Human kindness is overflowing,
and I think it's gonna rain today.

Scarecrows dressed in the latest styles,
the frozen smiles to chase love away.
Human kindness is overflowing,
and I think it's gonna rain today.

Lonely, lonely.
Tin can at my feet,
I think I'll kick it down the street.
That's the way to treat a friend.

Bright before me the signs implore me:
Help the needy and show them the way.
Human kindness is overflowing,
and I think it's gonna rain today.

Lonely, so lonely.
Tin can at my feet,
I think I'll kick it down the street.
That's the way to treat a friend.

Bright before me the signs implore me:
Help the needy and show them the way.
Human kindness is overflowing,
and I think it's gonna rain today.

Those words and the chords of music certainly spoke to me, and it confirmed what I felt in my heart. They were chords of hope and consolation. There was no doubt in my mind that I needed to hear that song because human kindness is indeed overflowing. Praise be to God!

I am not lost. The love that I felt was not for naught, nor was the pain I felt. It was all for the future, a future of unexpected glory. What that future will entail is unknown to me and known only to God, but I am thankful nevertheless for I have not lost a friend.

I have reread many of the words I have posted here in the past year and a month. There is plenty of pain to be read in those words, plenty of anguish and sadness indeed. However, interwoven amid all the struggle is a persistent chord of joy. Yes, there is joy in those words, and reading those words this day makes the chord even more present for me. The words written have been fulfilled. The spoken and unspoken petitions for mercy in the poems of Standing Next to You, My Friend, The Painter, The Garden, Take This Cup Away from Me, and others all have been met and exceeded.

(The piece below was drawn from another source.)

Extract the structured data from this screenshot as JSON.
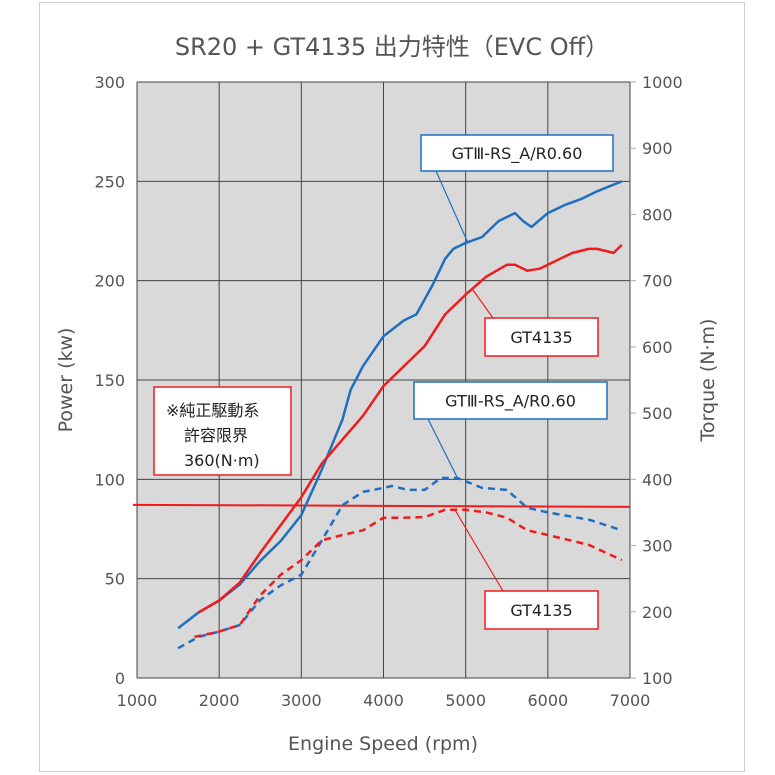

So what occurred when I let the words be said openly? Peace and understanding. This is God's personal unveiling of Christ to me right now. This has been most assuredly a personal mini-apocalypse within my life, a reconversion of my heart to holiness, more complete holiness. How far have I come from a mere five years ago! Praise be to God!

Finally, let me share a poem I have completed this evening, which I have been kicking around for a month or so, to close my Shattered Dreams anthology. It seemed to be a fitting end to a glorious exploration of others and my own inner self. This experience has been an amazing journey that I am glad to reach the conclusion of and do so also in joy and happiness overflowing. The poem is partly inspired from Ezekiel 47:
The Walled Garden

The bells toll;
The vine grows.
The water flows
From the south wall
And sustains the soul.

The walls are thick,
Cold and defending,
The gray, rough bricks
Hide the walled world within
With grace n’er bending.

The saving waters are falling,
Soaking the parched ground
Where fruit-laden trees are found.
Off the thick walls the sound reverberates;
To the whole world the waters are calling.

From all the garden’s walls
Mighty vines hang from above.
No disease or pest can do any harm
To any of the vine’s branches at all.
They testify to the Creator’s love.

The bells ring out God’s glory,
Calling all back to the garden
To recall God’s n’er-ending love story.
Joyful is the bells' sound
As the ringing repeats again.

His love endures forever,
And great is His Name.
His love endures forever,
And we’ll n’er again be the same.

I will be gone for Advent as a sort of symbolic journey like that of John the Baptist while I regain my bearings for the new year ahead. What a glorious end to the year this has been! It has been worth all the pain and trouble, and I look forward to new beginnings ahead.

Through Christ I am victorious this day. I pray that every day's end is just like this one has—in the peace of Christ.